As expected, both methods mapped populations to distinct clades of the phylogenetic tree (figs. 1 and 2). fineSTRUCTURE grouped C. pneumoniae strains into two populations: The LPCoLN and B21 strains isolated from lower mammals; and the remaining four strains isolated from humans. However, BAPS clustered C. pneumoniae strains into three groups: TW-183 and CWL029 in one group; J138 and AR39 into a second group; and B21 and LPCoLN into a third group (fig. 5). The 11 C. pecorum strains were segregated into 5, 5, and 6 groups by phylogeny, fineSTRUCTURE, and BAPS analysis, respectively. The three koala-infecting C. pecorum strains, MC/MarsBar, DBDeUG and IPTaLE, were grouped together in one well-defined clade by all methods. Chlamydia pecorum sheep strains W73, P787, 757, and JP396 that clustered together by fineSTRUCTURE were regrouped into two distinct clusters at the fourth finest hierarchical level by BAPS. The patterns of admixture for those strains inferred by BAPS support this partition (see below; fig. 5 and supplementary table S5, Supplementary Material online). The C. pecorum bovine strains E58 and PV3056/3 were grouped into distinct single strain clusters by both fineSTRUCTURE and BAPS. E58 did not group with the clade formed by sheep strains VR629 and OSP in the ML phylogeny but grouped with JP396 by ClonalFrame phylogenetic analysis. Even though the phylogenetic methods and fineSTRUCTURE appeared to have three distinct clades for C. abortus with the LLG strain as an outgroup, BAPS inferred the presence of four clusters, placing the B577 strain as a distinct cluster (figs. 5 and 6; supplementary table S5, Supplementary Material online).

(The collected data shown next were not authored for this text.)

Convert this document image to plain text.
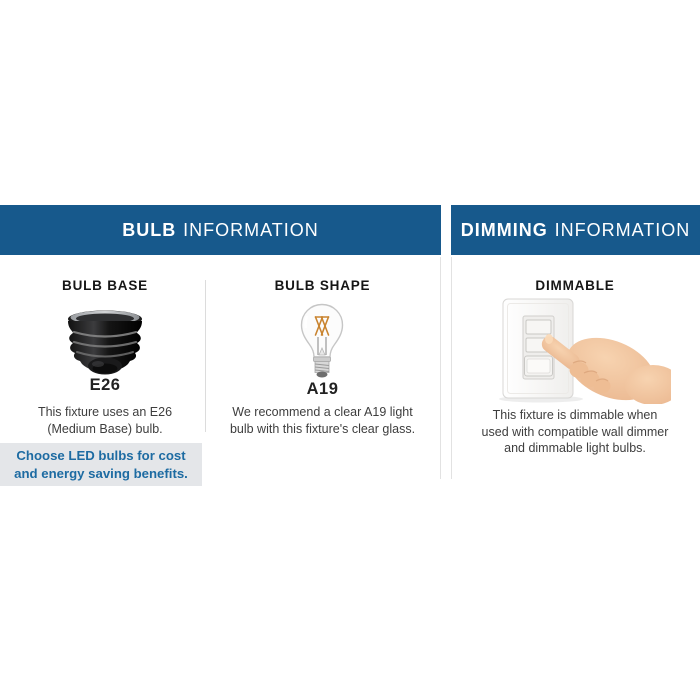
BULB INFORMATION	DIMMING INFORMATION
BULB BASE	BULB SHAPE	DIMMABLE
E26
This fixture uses an E26
(Medium Base) bulb.
A19
We recommend a clear A19 light
bulb with this fixture's clear glass.
Choose LED bulbs for cost
and energy saving benefits.
This fixture is dimmable when
used with compatible wall dimmer
and dimmable light bulbs.
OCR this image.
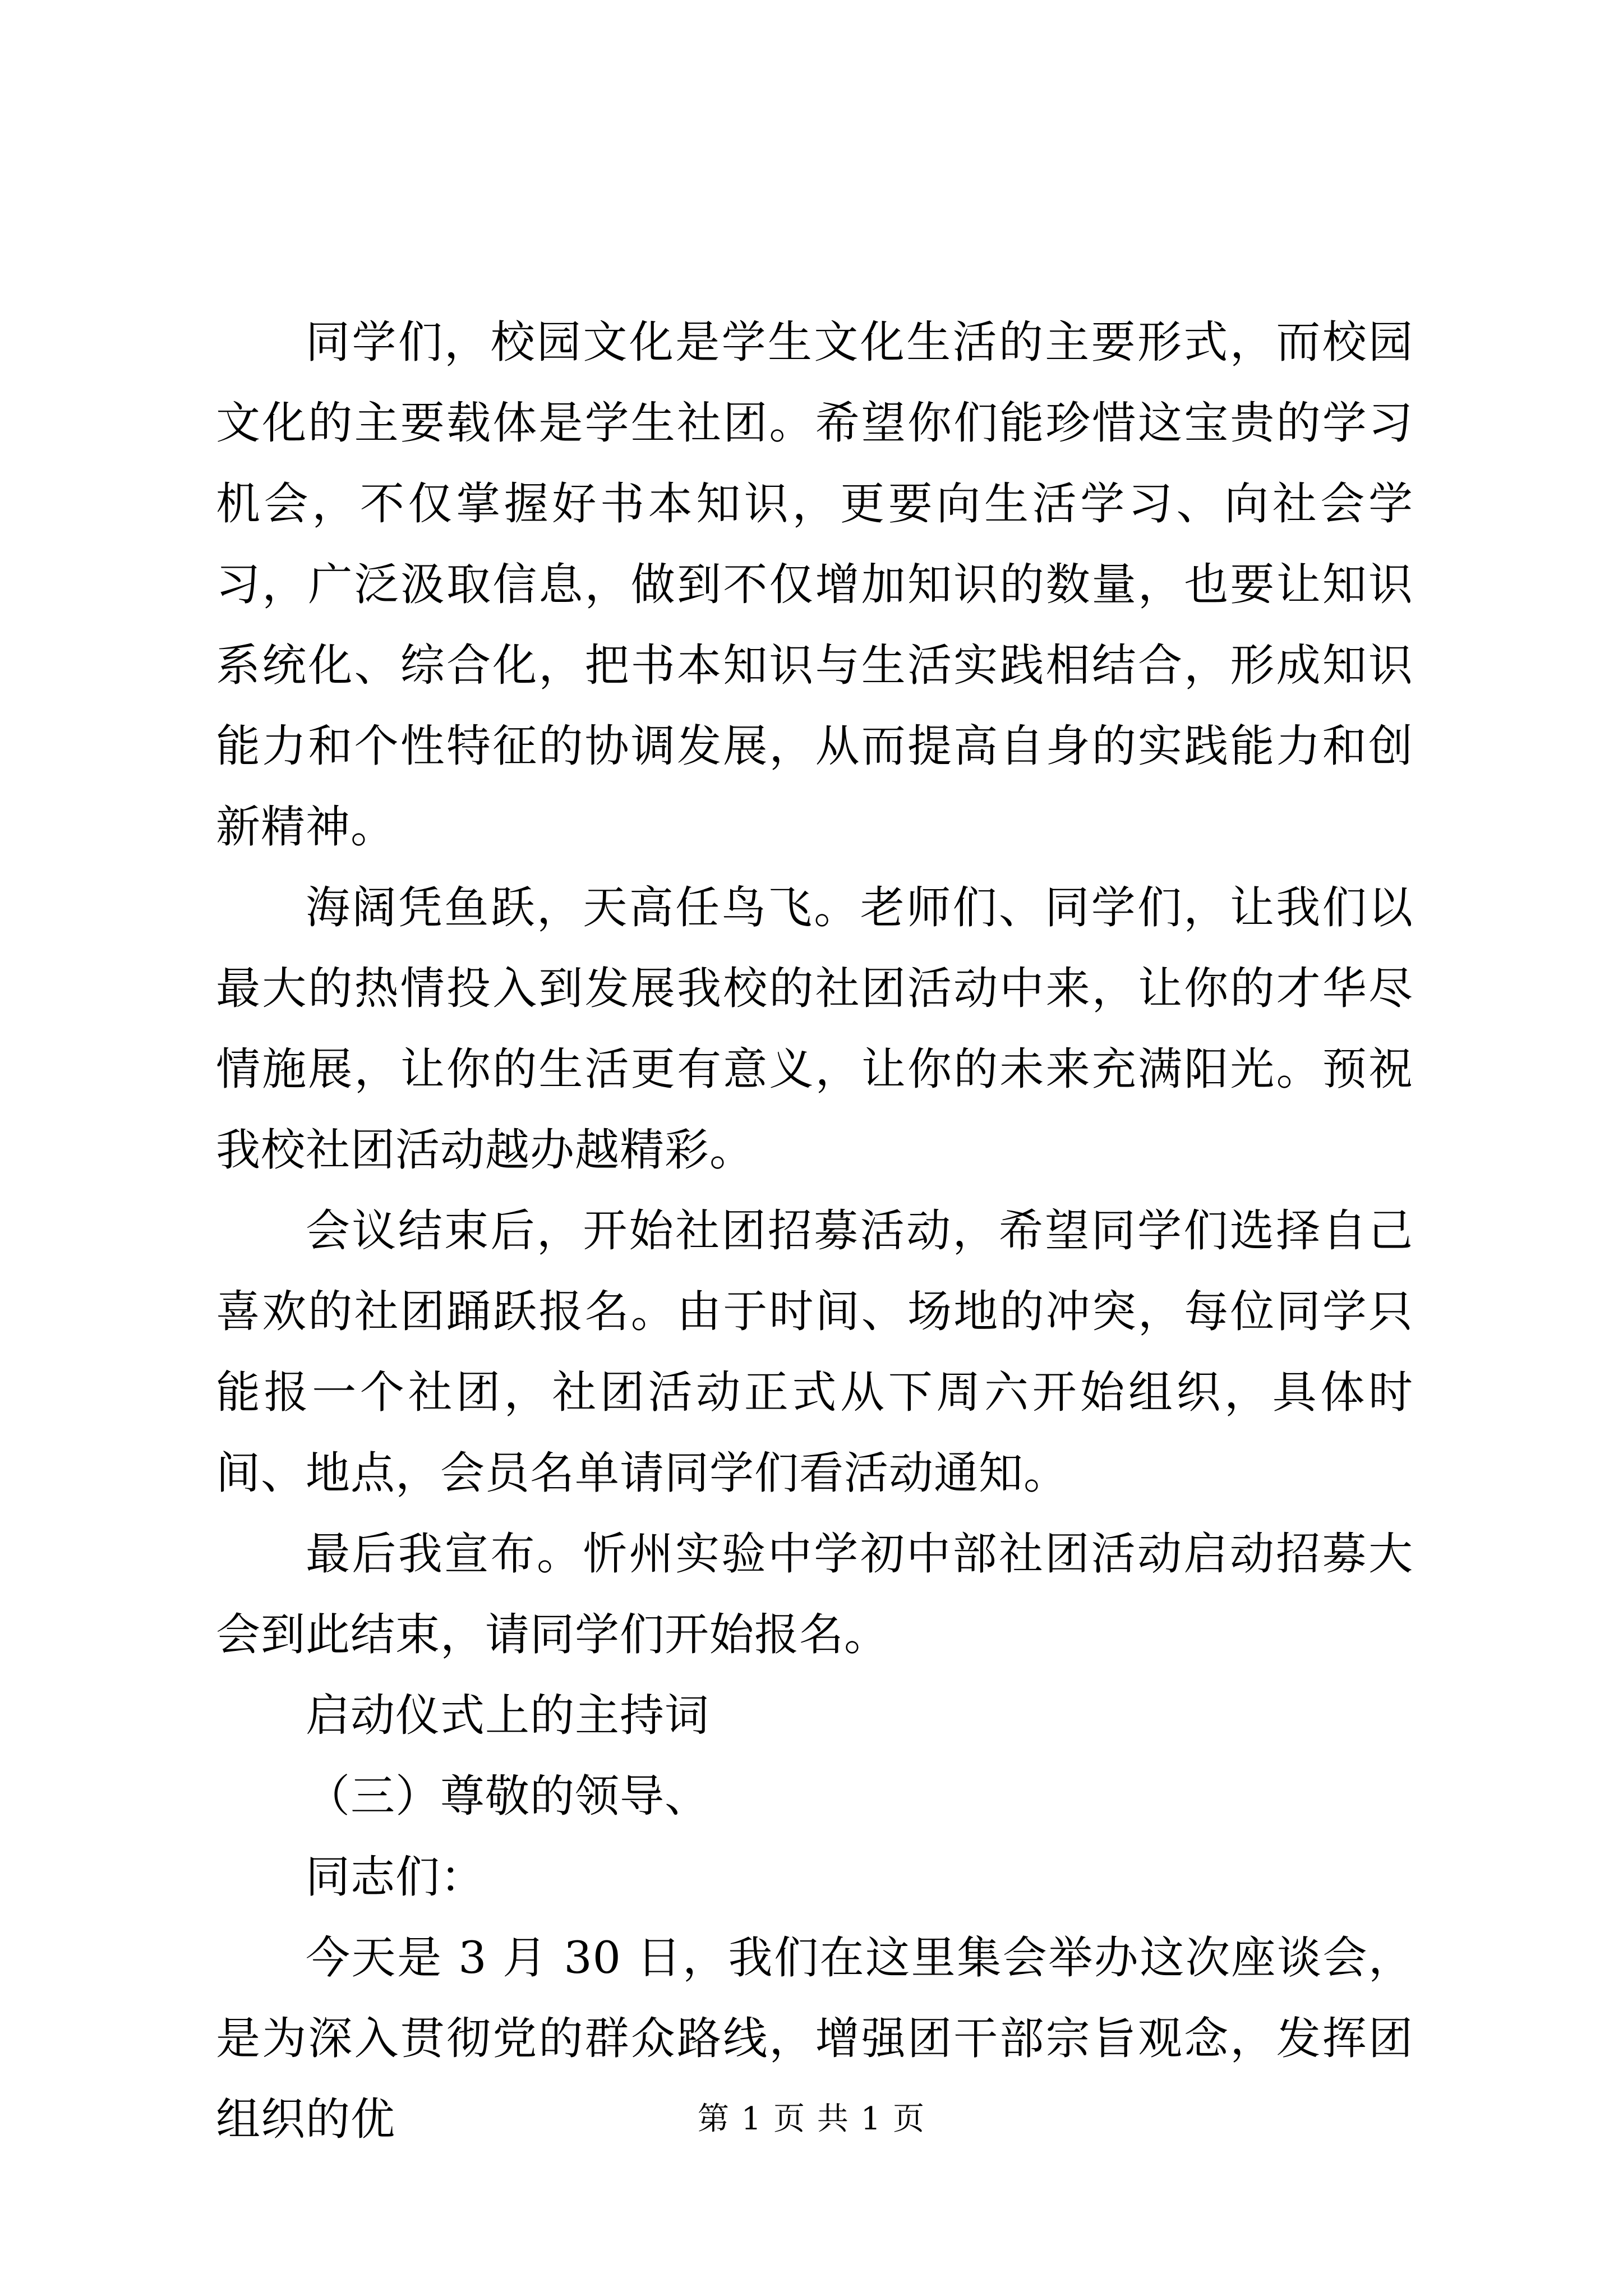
同学们，校园文化是学生文化生活的主要形式，而校园文化的主要载体是学生社团。希望你们能珍惜这宝贵的学习机会，不仅掌握好书本知识，更要向生活学习、向社会学习，广泛汲取信息，做到不仅增加知识的数量，也要让知识系统化、综合化，把书本知识与生活实践相结合，形成知识能力和个性特征的协调发展，从而提高自身的实践能力和创新精神。

海阔凭鱼跃，天高任鸟飞。老师们、同学们，让我们以最大的热情投入到发展我校的社团活动中来，让你的才华尽情施展，让你的生活更有意义，让你的未来充满阳光。预祝我校社团活动越办越精彩。

会议结束后，开始社团招募活动，希望同学们选择自己喜欢的社团踊跃报名。由于时间、场地的冲突，每位同学只能报一个社团，社团活动正式从下周六开始组织，具体时间、地点，会员名单请同学们看活动通知。

最后我宣布。忻州实验中学初中部社团活动启动招募大会到此结束，请同学们开始报名。

启动仪式上的主持词

（三）尊敬的领导、

同志们：

今天是 3 月 30 日，我们在这里集会举办这次座谈会，是为深入贯彻党的群众路线，增强团干部宗旨观念，发挥团组织的优	第 1 页 共 1 页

The new C. psittaci EP1 strain grouped with the MN strain forming a distinct clade by all three methods. In a previous analysis (Read et al. 2013), the MN strain did not form a distinct clade. The other novel C. psittaci strain, EP6, isolated from a human grouped with the 6BC/83 strain by phylogeny, fineSTRUCTURE and BAPS hierarchical analysis (supplementary table S5, Supplementary Material online), indicating that this strain is also part of the recent clonal expansion of C. psittaci in the United States. Interestingly, the C. psittaci RTH strain was assigned into a single cluster by both population structure methods.

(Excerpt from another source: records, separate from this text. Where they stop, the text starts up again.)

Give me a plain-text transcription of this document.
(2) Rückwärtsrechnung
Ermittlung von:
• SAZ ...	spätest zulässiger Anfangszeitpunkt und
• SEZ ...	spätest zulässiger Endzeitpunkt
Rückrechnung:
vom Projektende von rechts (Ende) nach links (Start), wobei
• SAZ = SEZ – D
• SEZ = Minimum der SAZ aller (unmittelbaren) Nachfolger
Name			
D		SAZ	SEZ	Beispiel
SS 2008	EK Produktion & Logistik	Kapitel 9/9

The newly identified species C. avium and C. gallinacea grouped together forming a single clade by ML-based phylogenetic inference and by fineSTRUCTURE, indicating that they may be part of a similar population despite the ANI score (supplementary table S3, Supplementary Material online) that puts them into different species groups (fig. 6). Similarly, C. caviae and C. felis formed a single clade (fig. 6).

Signatures of Admixture Suggest a Genetic and/or Ecological Barriers between Species Groups

Based on the fineSTRUCTURE coancestry matrix visualized as a heatmap (fig. 6), there appeared to be many events of genetic exchange happening among the different subgroups within and across each of the species. The color of each cell of the matrix indicated the expected number of genetic markers imported from the donor (x axis) to a recipient genome (y axis). Chlamydia psittaci RTH strain received DNA sequences from all C. abortus and C. psittaci strains, primarily C. abortus LLG, C. psittaci FalTex, and C. psittaci M56 genomes. Admixtures of DNA exchange were previously observed by STRUCTURE analysis (Read et al. 2013) between the RTH strain and C. psittaci strains M56, FalTex, and MN. The subgroup of C. felis and C. caviae received DNA from all C. abortus and C. psittaci strains along with smaller amounts from C. pneumoniae and C. pecorum strains. This trend was also observed in the C. avium and C. gallinacea subgroup, but to a lower extent; the RTH strain was the most significant donor to that subgroup (fig. 6).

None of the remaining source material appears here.